Senate Backs New Layer of Government
with Texas Pandemic Response Reserves

Capitol Inside
April 21, 2021

Texas Senate Republicans and Democrats teamed up on Wednesday with a unanimous vote on a bill that would create the state's own version of the federal Centers for Disease Control as the central source for guidance during the next global pandemic.

Senators on both sides of the aisle also voted without dissent to approve legislation that's designed the strengthen the state's reporting system for the coronavirus and highly contagious diseases with new requirements for Texas hospitals to follow with the threat of civil fines for failing to fully comply.

The COVID-19 crisis hasn't been a priority for Republicans who control the statehouse during the 2021 regular session despite a death toll that's approaching the 50,000 mark based on the widely respected virus tracking system at the New York Times. Almost 2.9 million people have tested positive for the virus in Texas since it surfaced here more than 13 months ago. The state recorded 82 more fatalities on Wednesday.

GOP State Senator Brandon Creighton of Conroe guided Senate Bill 1780 through the upper chamber without a whisper of opposition as a measure that would create a Texas Epidemic Public Health Institute at the University of Texas Health Science Center in Houston. The state medical school developed the model on which the proposal is based.
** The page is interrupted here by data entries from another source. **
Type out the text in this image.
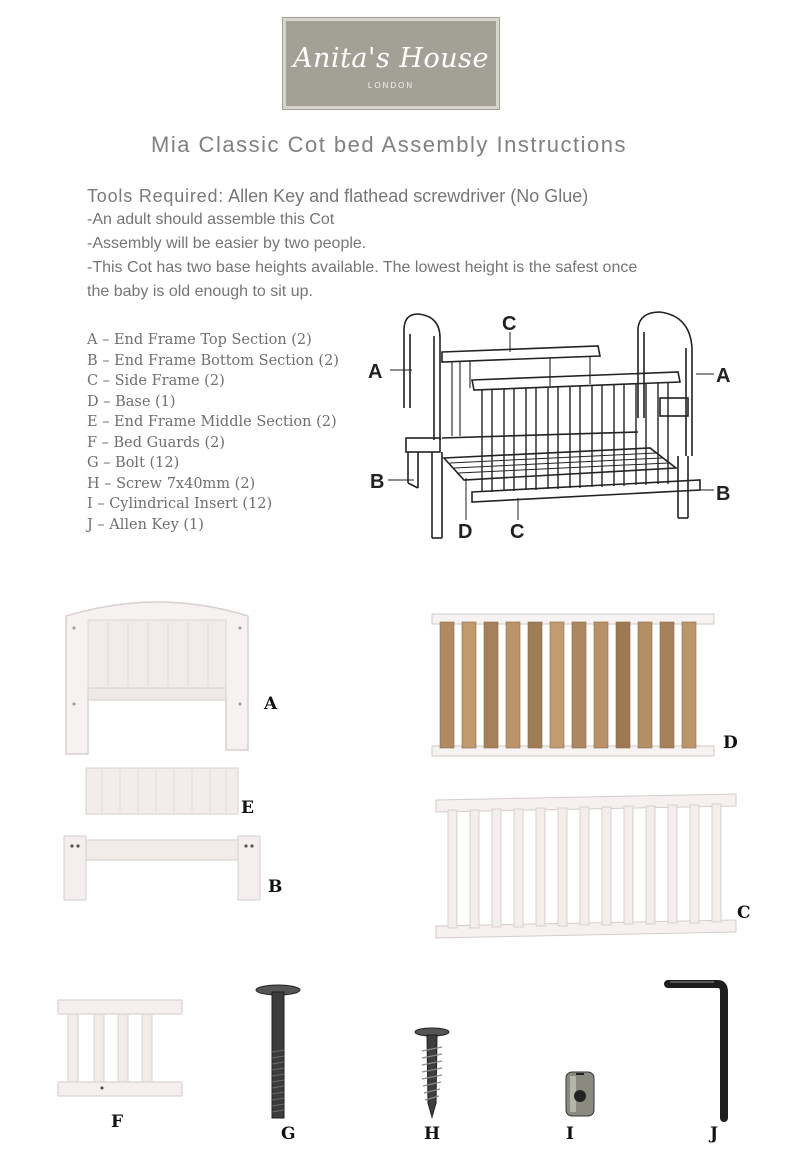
Anita's House
LONDON
Mia Classic Cot bed Assembly Instructions
Tools Required: Allen Key and flathead screwdriver (No Glue)
-An adult should assemble this Cot
-Assembly will be easier by two people.
-This Cot has two base heights available. The lowest height is the safest once
the baby is old enough to sit up.
A – End Frame Top Section (2)
B – End Frame Bottom Section (2)
C – Side Frame (2)
D – Base (1)
E – End Frame Middle Section (2)
F – Bed Guards (2)
G – Bolt (12)
H – Screw 7x40mm (2)
I – Cylindrical Insert (12)
J – Allen Key (1)
C
A	A
B
B
D C
A
E
B
D
C
F
G	H	I	J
Creighton - the chairman of the Higher Education Committee in the Capitol's east wing - said the new division at the UTHSC would establish and train a public health reserve network would be on stand by for public health emergencies and prepared to assist in the state response in a myriad of ways, The new system would rely on doctors, community health professionals, state and local public health agencies, academic experts, private health care organizations and others who could be called into duty during a pandemic.

The TEPHI would give Texas its own CDC, Creighton said, as a resource for recommendations on safety protocols for schools and businesses with the prevention of lockdowns as a central objective of the legislation.

The Legislative Budget Board estimates that SB 1780 would cost the state more than $59 mllion during the next two fiscal years and slightly more in future bienniums. The TEPHI that Creighton has conceived would have 100 people employed full time initially.

State Rep. Lois Kolkhorst, a Brenham Republican who chairs the Health & Human Services Committee, gave the Creighton bill a plug amid the assertion that it would give Texas the ability to base a state response on information from its own experts instead of federal bureaucrats. .

Kolkhorst cited Dr. Anthony Fauci as an example - saying that the leading authority on the coronavirus in America had wavered in a recent interview to the point where she didn't know if he could be trusted that much anymore. Neither Kolkhorst or Creighton mentioned how Donald Trump had sought to undermine the federal response at every opportunity until Democratic President Joe Biden ousted him at the polls in November.

Texas had a dismal record during the first nine months of the pandemic before Biden took over and implemented a national response that Trump had refused to undertake. The number of new covid cases, deaths and hospitalizations in Texas here have fallen dramatically since Biden's inauguration in January.

The emergency workforce that Creighton envision would have around 3,500 professionals with expertise in a myriad of pertinent fields prepared for deployment in the event of a disaster on par with the covid contagion. The public health reservists would only be compensated when called into special duty similar to the way reserves in the military are paid when activated for assignments.

The legislation appears to be a proactive attempt to be prepared for future health disasters in a state that was totally blind sided by the coronavirus along with the rest of the nation.

"It's not really about covid," Creighton said. "It's about what's next."

The Senate approved a separate but related measure on Wednesday with a unanimous show of support for a pandemic data reporting plan that GOP State Senator Lois Kolkhorst of Brenham is sponsoring in her role as the Health & Human Services Committee chair.

The Department of State Health Services struggled for months with the system that it hastily put in place for tracking the virus across the state. Kolkhorst said Senate Bill 969 would give private providers and local health authorities specific criteria to report on race, region, age and other key characteristics in the new cases and fatalities that they record.

Doctors and laboratories have been required by state disaster law to report covid cases that have been confirmed with tests and those that are suspected as well. SB 969 would extend the detailed reporting requirements to hospitals, which could be hit with fines up to $1,000 for each violation of the new state mandate.